Printers : The Pakistan Security Printing Corporation Ltd., Karachi

About : 

  • UNICEF came into being on December 11, 1946 in pursuance of the unanimous vote of the United Nations General Assembly. In the beginning, it had limited and temporary functions, having been designed as an emergency measure to ameliorate the plight of children in countries which had been torn apart by war, mostly in Europe. After this immediate post-war emergency was met, however, the emphasis of UNICEF’s work shifted and since then its efforts have been turned towards the chronic needs of the children struggling for life in the developing nations.
  • The primary concern of the United Nations Children’s Fund (UNICEF) is to help mobilize the world’s resources to meet the needs of the children in low income countries. Three-fourths of the world’s children live in such countries. About 30,000 of them die every day from lack of proper food or because of insufficient medical care. A majority of them lack the educational and social opportunities they need to grow up as useful citizens of the world. UNICEF tries to encourage and stimulate the efforts of people and governments in every country to do more for children. It helps them by providing the kind of effective international aid that can serve as a lever for mobilizing and co-ordinating local resources and thus create lasting improvements for children.
  • UNICEF strives to give today’s children the kind of help which will make them able, tomorrow, to work to abolish the causes of distress. Children who live short and unhappy lives – in poverty, hunger and sickness – are a heavy burden to the world but if they can live long, productive and happy lives, enjoying the advantages of health and education, they are the world’s greatest assets.
  • UNICEF aids children in three basic ways :
    • (1) It helps governments to formulate specific projects to meet the most important needs of children.
    • (2) It purchases supplies and equipment and ships these around the world for use in connection with specific projects in permanent health services, disease control campaigns, nutrition programmes, family and child welfare services, education and vocational training and emergency aid.
    • (3) It provides stipends and grants to help train social service personnel, nutritionists, technicians, teachers, midwives, nurses and other health workers who will work directly with children.

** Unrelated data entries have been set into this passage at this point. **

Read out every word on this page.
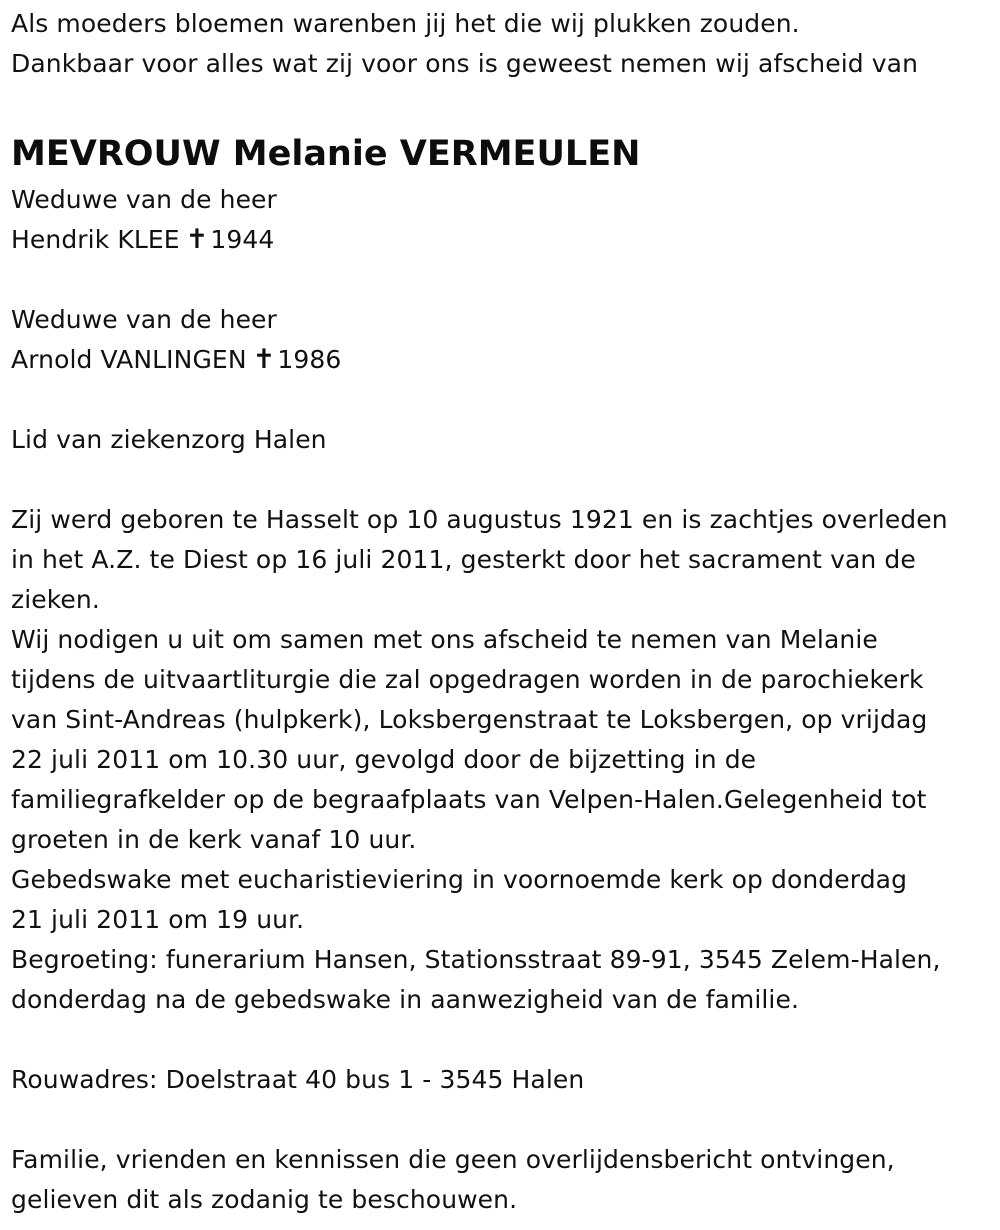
Als moeders bloemen warenben jij het die wij plukken zouden.
Dankbaar voor alles wat zij voor ons is geweest nemen wij afscheid van
MEVROUW Melanie VERMEULEN
Weduwe van de heer
Hendrik KLEE ✝1944
Weduwe van de heer
Arnold VANLINGEN ✝1986
Lid van ziekenzorg Halen
Zij werd geboren te Hasselt op 10 augustus 1921 en is zachtjes overleden
in het A.Z. te Diest op 16 juli 2011, gesterkt door het sacrament van de
zieken.
Wij nodigen u uit om samen met ons afscheid te nemen van Melanie
tijdens de uitvaartliturgie die zal opgedragen worden in de parochiekerk
van Sint-Andreas (hulpkerk), Loksbergenstraat te Loksbergen, op vrijdag
22 juli 2011 om 10.30 uur, gevolgd door de bijzetting in de
familiegrafkelder op de begraafplaats van Velpen-Halen.Gelegenheid tot
groeten in de kerk vanaf 10 uur.
Gebedswake met eucharistieviering in voornoemde kerk op donderdag
21 juli 2011 om 19 uur.
Begroeting: funerarium Hansen, Stationsstraat 89-91, 3545 Zelem-Halen,
donderdag na de gebedswake in aanwezigheid van de familie.
Rouwadres: Doelstraat 40 bus 1 - 3545 Halen
Familie, vrienden en kennissen die geen overlijdensbericht ontvingen,
gelieven dit als zodanig te beschouwen.
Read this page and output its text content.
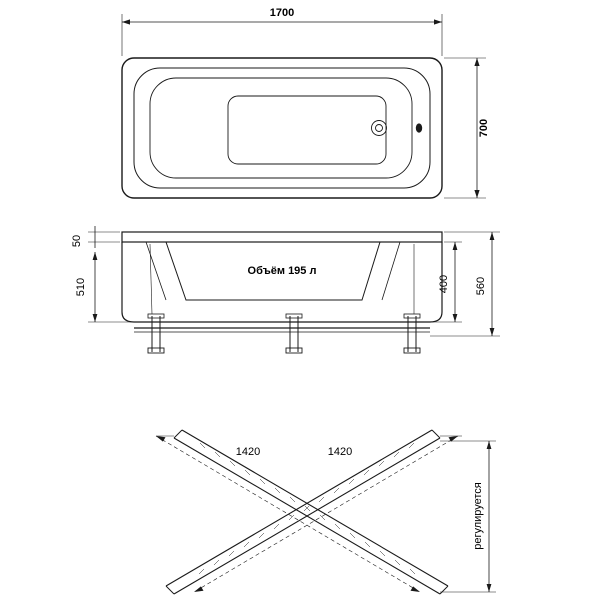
1700
700
Объём 195 л
50
510	400 560
1420	1420
регулируется
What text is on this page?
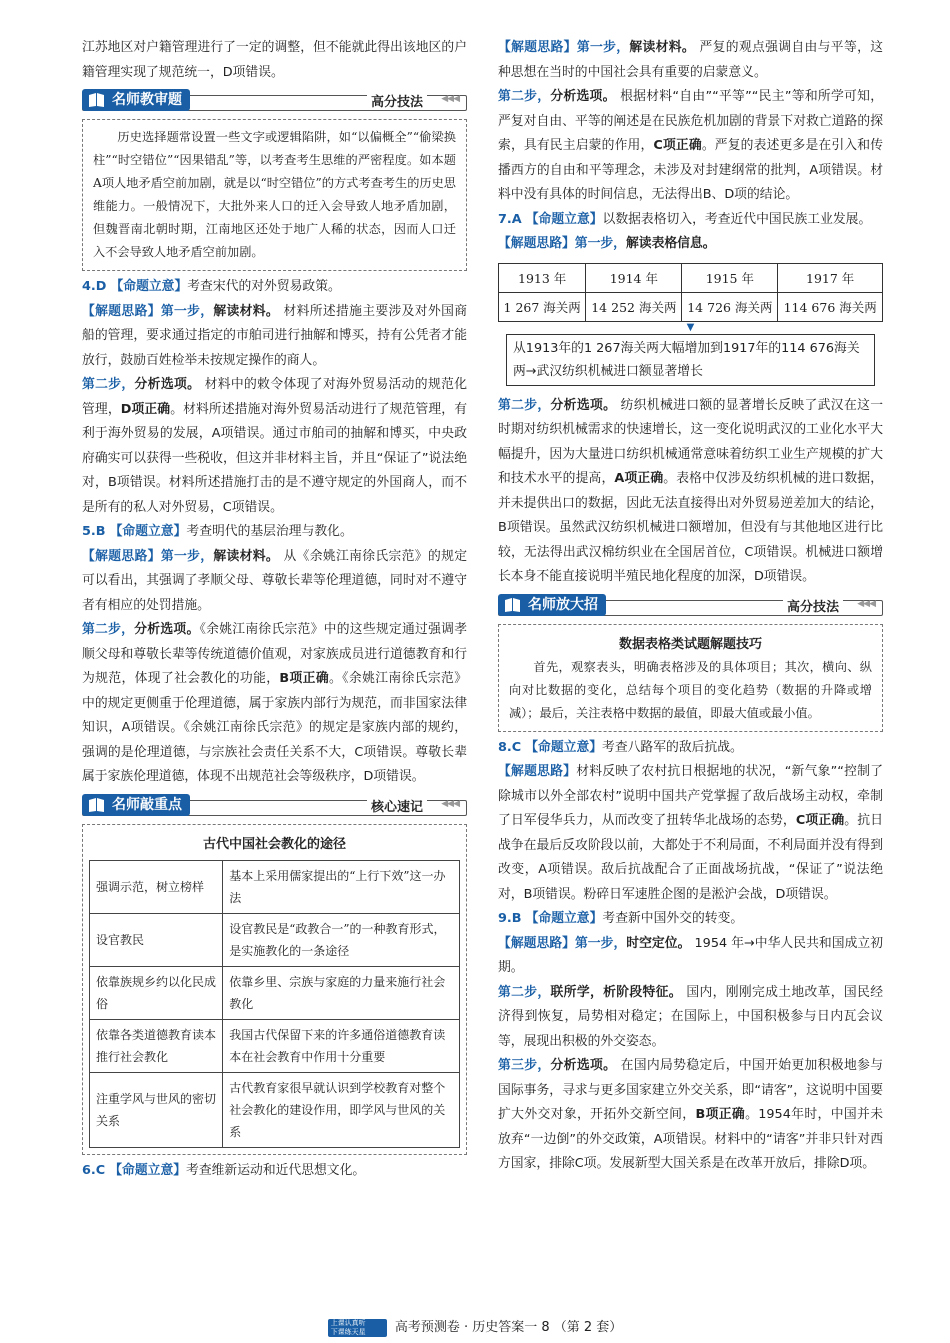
江苏地区对户籍管理进行了一定的调整，但不能就此得出该地区的户籍管理实现了规范统一，D项错误。

名师教审题	高分技法	◀◀◀

历史选择题常设置一些文字或逻辑陷阱，如“以偏概全”“偷梁换柱”“时空错位”“因果错乱”等，以考查考生思维的严密程度。如本题A项人地矛盾空前加剧，就是以“时空错位”的方式考查考生的历史思维能力。一般情况下，大批外来人口的迁入会导致人地矛盾加剧，但魏晋南北朝时期，江南地区还处于地广人稀的状态，因而人口迁入不会导致人地矛盾空前加剧。

4.D 【命题立意】考查宋代的对外贸易政策。

【解题思路】第一步，解读材料。 材料所述措施主要涉及对外国商船的管理，要求通过指定的市舶司进行抽解和博买，持有公凭者才能放行，鼓励百姓检举未按规定操作的商人。

第二步，分析选项。 材料中的敕令体现了对海外贸易活动的规范化管理，D项正确。材料所述措施对海外贸易活动进行了规范管理，有利于海外贸易的发展，A项错误。通过市舶司的抽解和博买，中央政府确实可以获得一些税收，但这并非材料主旨，并且“保证了”说法绝对，B项错误。材料所述措施打击的是不遵守规定的外国商人，而不是所有的私人对外贸易，C项错误。

5.B 【命题立意】考查明代的基层治理与教化。

【解题思路】第一步，解读材料。 从《余姚江南徐氏宗范》的规定可以看出，其强调了孝顺父母、尊敬长辈等伦理道德，同时对不遵守者有相应的处罚措施。

第二步，分析选项。《余姚江南徐氏宗范》中的这些规定通过强调孝顺父母和尊敬长辈等传统道德价值观，对家族成员进行道德教育和行为规范，体现了社会教化的功能，B项正确。《余姚江南徐氏宗范》中的规定更侧重于伦理道德，属于家族内部行为规范，而非国家法律知识，A项错误。《余姚江南徐氏宗范》的规定是家族内部的规约，强调的是伦理道德，与宗族社会责任关系不大，C项错误。尊敬长辈属于家族伦理道德，体现不出规范社会等级秩序，D项错误。

名师敲重点	核心速记	◀◀◀
古代中国社会教化的途径
强调示范，树立榜样	基本上采用儒家提出的“上行下效”这一办法
设官教民	设官教民是“政教合一”的一种教育形式，是实施教化的一条途径
依靠族规乡约以化民成俗	依靠乡里、宗族与家庭的力量来施行社会教化
依靠各类道德教育读本推行社会教化	我国古代保留下来的许多通俗道德教育读本在社会教育中作用十分重要
注重学风与世风的密切关系	古代教育家很早就认识到学校教育对整个社会教化的建设作用，即学风与世风的关系

6.C 【命题立意】考查维新运动和近代思想文化。

【解题思路】第一步，解读材料。 严复的观点强调自由与平等，这种思想在当时的中国社会具有重要的启蒙意义。

第二步，分析选项。 根据材料“自由”“平等”“民主”等和所学可知，严复对自由、平等的阐述是在民族危机加剧的背景下对救亡道路的探索，具有民主启蒙的作用，C项正确。严复的表述更多是在引入和传播西方的自由和平等理念，未涉及对封建纲常的批判，A项错误。材料中没有具体的时间信息，无法得出B、D项的结论。

7.A 【命题立意】以数据表格切入，考查近代中国民族工业发展。

【解题思路】第一步，解读表格信息。

1913 年	1914 年	1915 年	1917 年
1 267 海关两	14 252 海关两	14 726 海关两	114 676 海关两
▼
从1913年的1 267海关两大幅增加到1917年的114 676海关两→武汉纺织机械进口额显著增长

第二步，分析选项。 纺织机械进口额的显著增长反映了武汉在这一时期对纺织机械需求的快速增长，这一变化说明武汉的工业化水平大幅提升，因为大量进口纺织机械通常意味着纺织工业生产规模的扩大和技术水平的提高，A项正确。表格中仅涉及纺织机械的进口数据，并未提供出口的数据，因此无法直接得出对外贸易逆差加大的结论，B项错误。虽然武汉纺织机械进口额增加，但没有与其他地区进行比较，无法得出武汉棉纺织业在全国居首位，C项错误。机械进口额增长本身不能直接说明半殖民地化程度的加深，D项错误。

名师放大招	高分技法	◀◀◀
数据表格类试题解题技巧

首先，观察表头，明确表格涉及的具体项目；其次，横向、纵向对比数据的变化，总结每个项目的变化趋势（数据的升降或增减）；最后，关注表格中数据的最值，即最大值或最小值。

8.C 【命题立意】考查八路军的敌后抗战。

【解题思路】材料反映了农村抗日根据地的状况，“新气象”“控制了除城市以外全部农村”说明中国共产党掌握了敌后战场主动权，牵制了日军侵华兵力，从而改变了扭转华北战场的态势，C项正确。抗日战争在最后反攻阶段以前，大都处于不利局面，不利局面并没有得到改变，A项错误。敌后抗战配合了正面战场抗战，“保证了”说法绝对，B项错误。粉碎日军速胜企图的是淞沪会战，D项错误。

9.B 【命题立意】考查新中国外交的转变。

【解题思路】第一步，时空定位。 1954 年→中华人民共和国成立初期。

第二步，联所学，析阶段特征。 国内，刚刚完成土地改革，国民经济得到恢复，局势相对稳定；在国际上，中国积极参与日内瓦会议等，展现出积极的外交姿态。

第三步，分析选项。 在国内局势稳定后，中国开始更加积极地参与国际事务，寻求与更多国家建立外交关系，即“请客”，这说明中国要扩大外交对象，开拓外交新空间，B项正确。1954年时，中国并未放弃“一边倒”的外交政策，A项错误。材料中的“请客”并非只针对西方国家，排除C项。发展新型大国关系是在改革开放后，排除D项。

上课认真听
下课练天星 高考预测卷 · 历史答案一 8 （第 2 套）
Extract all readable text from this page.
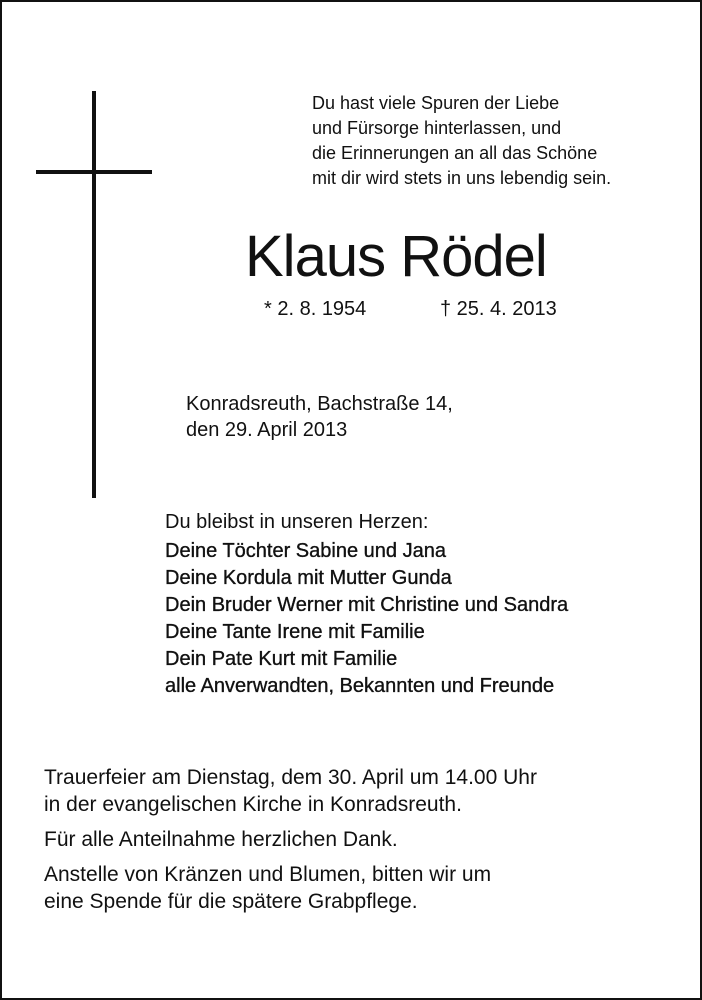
Du hast viele Spuren der Liebe
und Fürsorge hinterlassen, und
die Erinnerungen an all das Schöne
mit dir wird stets in uns lebendig sein.
Klaus Rödel
* 2. 8. 1954	† 25. 4. 2013
Konradsreuth, Bachstraße 14,
den 29. April 2013
Du bleibst in unseren Herzen:
Deine Töchter Sabine und Jana
Deine Kordula mit Mutter Gunda
Dein Bruder Werner mit Christine und Sandra
Deine Tante Irene mit Familie
Dein Pate Kurt mit Familie
alle Anverwandten, Bekannten und Freunde

Trauerfeier am Dienstag, dem 30. April um 14.00 Uhr

in der evangelischen Kirche in Konradsreuth.

Für alle Anteilnahme herzlichen Dank.

Anstelle von Kränzen und Blumen, bitten wir um

eine Spende für die spätere Grabpflege.
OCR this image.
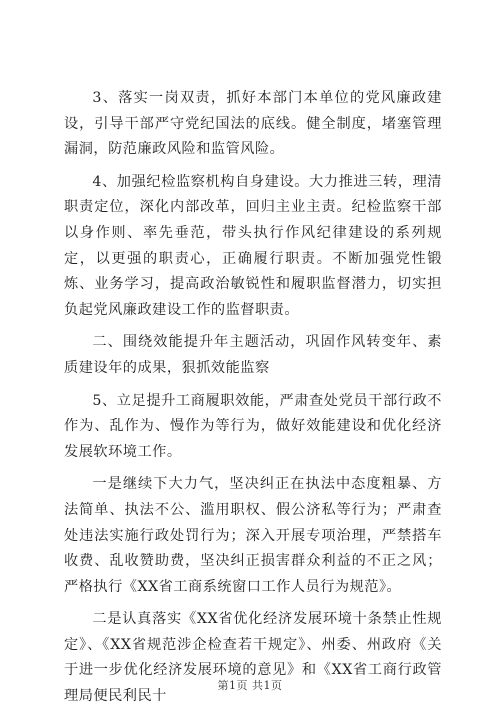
3、落实一岗双责，抓好本部门本单位的党风廉政建设，引导干部严守党纪国法的底线。健全制度，堵塞管理漏洞，防范廉政风险和监管风险。

4、加强纪检监察机构自身建设。大力推进三转，理清职责定位，深化内部改革，回归主业主责。纪检监察干部以身作则、率先垂范，带头执行作风纪律建设的系列规定，以更强的职责心，正确履行职责。不断加强党性锻炼、业务学习，提高政治敏锐性和履职监督潜力，切实担负起党风廉政建设工作的监督职责。

二、围绕效能提升年主题活动，巩固作风转变年、素质建设年的成果，狠抓效能监察

5、立足提升工商履职效能，严肃查处党员干部行政不作为、乱作为、慢作为等行为，做好效能建设和优化经济发展软环境工作。

一是继续下大力气，坚决纠正在执法中态度粗暴、方法简单、执法不公、滥用职权、假公济私等行为；严肃查处违法实施行政处罚行为；深入开展专项治理，严禁搭车收费、乱收赞助费，坚决纠正损害群众利益的不正之风；严格执行《XX省工商系统窗口工作人员行为规范》。

二是认真落实《XX省优化经济发展环境十条禁止性规定》、《XX省规范涉企检查若干规定》、州委、州政府《关于进一步优化经济发展环境的意见》和《XX省工商行政管理局便民利民十

第1页 共1页
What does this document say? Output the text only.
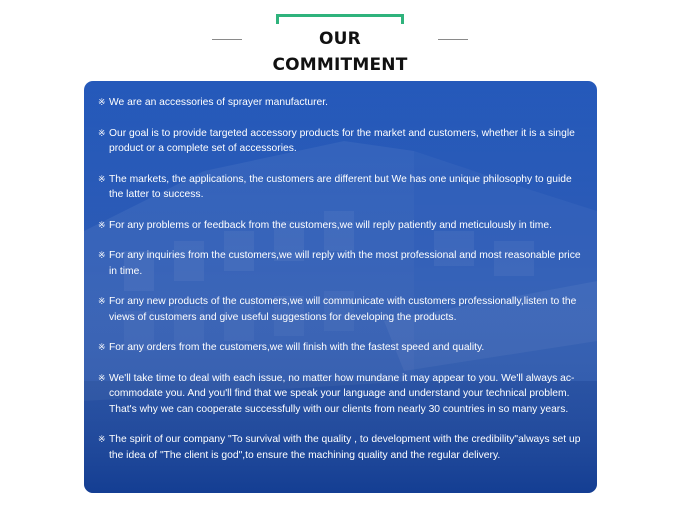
OUR COMMITMENT
※ We are an accessories of sprayer manufacturer.
※ Our goal is to provide targeted accessory products for the market and customers, whether it is a single product or a complete set of accessories.
※ The markets, the applications, the customers are different but We has one unique philosophy to guide the latter to success.
※ For any problems or feedback from the customers,we will reply patiently and meticulously in time.
※ For any inquiries from the customers,we will reply with the most professional and most reasonable price in time.
※ For any new products of the customers,we will communicate with customers professionally,listen to the views of customers and give useful suggestions for developing the products.
※ For any orders from the customers,we will finish with the fastest speed and quality.
※ We'll take time to deal with each issue, no matter how mundane it may appear to you. We'll always ac- commodate you. And you'll find that we speak your language and understand your technical problem. That's why we can cooperate successfully with our clients from nearly 30 countries in so many years.
※ The spirit of our company "To survival with the quality , to development with the credibility"always set up the idea of "The client is god",to ensure the machining quality and the regular delivery.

  • UNICEF assists developing countries to meet specific problems in six major spheres permanent health services, disease control nutrition, family and child welfare, education and vocational training, and emergency aid.
  • In over 100 countries, governments are making sustained efforts to establish and expand maternal and child health services – often including immunization environmental sanitation and health education – as part of broad national health systems UNICEF provides basic technical equipment, vehicles and supplies (in many cases including drugs, milk powder vitamins and soap) to networks of maternal and child health centres and pediatric wards in district hospitals. In all UNICEF has so far helped to equip 33,000 health centres and sub-centres, which provide continuing services for more than 100 million persons, mostly children and mothers.
  • Malaria, tuberculosis, yaws, leprosy and trachoma are serious communicable diseases which afflict many millions of children. The prevention and cure of these diseases is now technically feasible in a number of developing countries. UNICEF assists campaigns against such major communicable diseases by providing insecticides and sprayers, drugs and antibiotics, laboratory and clinical supplies, vaccines and health education materials. In one recent year alone, for example, UNICEF provided insecticides that protected 35 million persons in 27 countries from Malaria.
  • Issued by The Director-General, Pakistan Post Office, Karachi.